Radikal Gazetesi'nin internet sayfasında Galatasaray-Gençlerbirliği maçının ön bilgilendirmesini yapan "Ankara'dan Schalke provası gelmiş" başlıklı haber bu ülke futbolunun aynası niteliğindedir. Medyanın Türk futbolunun çarpık düzeninde meşruiyeti ne şekilde sağladığını anlayabilmek için başlıktaki niyeti ortaya çıkarıp, ardından gelen fotoğrafla verilmek istenen anlamı iyi kavrayıp, haber metni içerisindeki tek bakış açısıyla şekillendirilmiş dilin altını kazmalıyız.
Gençlerbirliği'nin lig bünyesinde rakibi Galatasaray'a denk bir konumda ve statüde bulunmasına rağmen, başlığın, hem yalnızca Galatasaray saflarından kurgulanmasıyla hem de, muhtemelen yaratıcı ve mizahi olacağı düşünülmüş, ancak sadece ve sadece küçük düşürücü ve aşağılayıcı bir anlama sahip "Schalke provası" kalıbına sıkıştırılmasıyla büyük bir saygısızlık ve terbiyesizlik örneği olarak yorumlamak yanlış olmayacaktır.
Eğer haber metninin nicel yönden bir analizini yaparsak, kullanılan on cümleden dokuzunun Galatasaray takımı temelli yazıldığını görüyoruz. Gençlerbirliği'ne ayrılan tek cümle ise yazının final bölümünde yer alan eksiklerle ilgili. Galatasaraylı oyuncuların sakatlık sebeplerini veren, sarı kart sınırında bulunan oyuncuları belirten, Galatasaray'ın son dönem form durumuna değinen ve zorlama bir yaratıcılık örneği olarak "Cuma Laneti" diye bir hurafe uyduran bir haber metni var karşımızda. Buna karşılık Gençlerbirliği'nin ne sakatlık sebeplerine ne de son karnesine dair bir bilgilendirme bulunmakta. Evet ironik gelebilir, fakat ne bu haber Galatasaray Resmi Sitesi'nden çıkma ne de Gençlerbirliği bu evren dışından gelme bilinmezliklerle dolu bir takım.
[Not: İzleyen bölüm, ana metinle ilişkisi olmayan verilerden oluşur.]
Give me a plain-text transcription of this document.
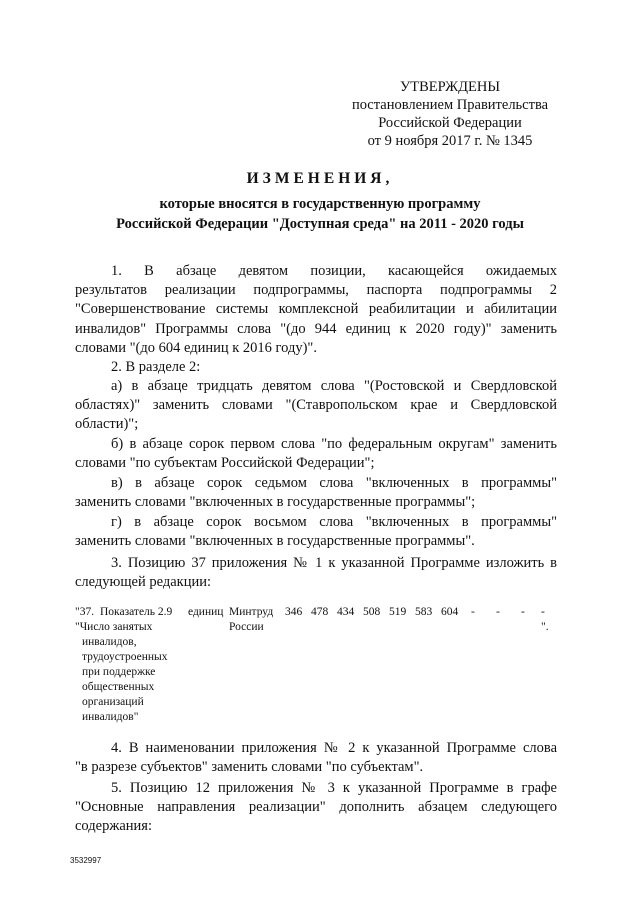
УТВЕРЖДЕНЫ
постановлением Правительства
Российской Федерации
от 9 ноября 2017 г. № 1345
ИЗМЕНЕНИЯ,
которые вносятся в государственную программу
Российской Федерации "Доступная среда" на 2011 - 2020 годы
1. В абзаце девятом позиции, касающейся ожидаемых
результатов реализации подпрограммы, паспорта подпрограммы 2
"Совершенствование системы комплексной реабилитации и абилитации
инвалидов" Программы слова "(до 944 единиц к 2020 году)" заменить
словами "(до 604 единиц к 2016 году)".
2. В разделе 2:
а) в абзаце тридцать девятом слова "(Ростовской и Свердловской
областях)" заменить словами "(Ставропольском крае и Свердловской
области)";
б) в абзаце сорок первом слова "по федеральным округам" заменить
словами "по субъектам Российской Федерации";
в) в абзаце сорок седьмом слова "включенных в программы"
заменить словами "включенных в государственные программы";
г) в абзаце сорок восьмом слова "включенных в программы"
заменить словами "включенных в государственные программы".
3. Позицию 37 приложения № 1 к указанной Программе изложить в
следующей редакции:
"37. Показатель 2.9
"Число занятых
инвалидов,
трудоустроенных
при поддержке
общественных
организаций
инвалидов"
единиц Минтруд
России
346 478 434 508 519 583 604 - - - -".
4. В наименовании приложения № 2 к указанной Программе слова
"в разрезе субъектов" заменить словами "по субъектам".
5. Позицию 12 приложения № 3 к указанной Программе в графе
"Основные направления реализации" дополнить абзацем следующего
содержания:
3532997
Benim en çok rahatsız olduğum nokta ise haberde kullanılan fotoğraf. Özellikle o fotoğrafın seçilme sebepleri üzerine yoğunlaşarak bu ülke futbolunun ne menem bir lanet olduğunu idrak etmek hiç de güç değil. İki Süper Lig ekibinin karşılacağı bir maçta, başlık ve haber metninde süregeldiği gibi, fotoğraf kullanımında da Galatasaray'ı özne konumuna sokan, Gençlerbirliği'ni ise yok sayan anlatım devam ediyor: ön planda sevinen bir Umut Bulut, arkasında ise yere çökmüş halde yediği golün üzüntüsü yaşayan Ramazan Köse. Anlamı daha da keskinleştirirsek sevinmiş, ayakta kalan bir Galatasaray ile çökmüş, mağlup bir Gençlerbirliği. Madem fotoğraf üzerinden sistem okuması yapabiliriz demiştik yapalım; bu fotoğrafta Umut Bulut'a yüklenen anlam, futbol muktedirlerinin "kudretli üç büyük takımımıza" biçtiği rol ile Ramazan Köse'nin "Anadolu takımlarına" bildirilen sınırı arasındaki tezahüründen ibaret.
Bu haberin bir temsilini oluşturduğu ülkedeki futbol düzeninin ne büyük aksaklıklar ve adaletsizlikler üzerine temellendiğini bilsek de, bu düzeni yeniden üretmeye ve sürdürmeye devam eden her bir eylemin karşısına dikilme ve hesabını sorma kararlılığını da göstermemiz gerekiyor. Sistemin değişeceği inancıyla değil, bildiğimiz doğruların arkasında durma haysiyetiyle.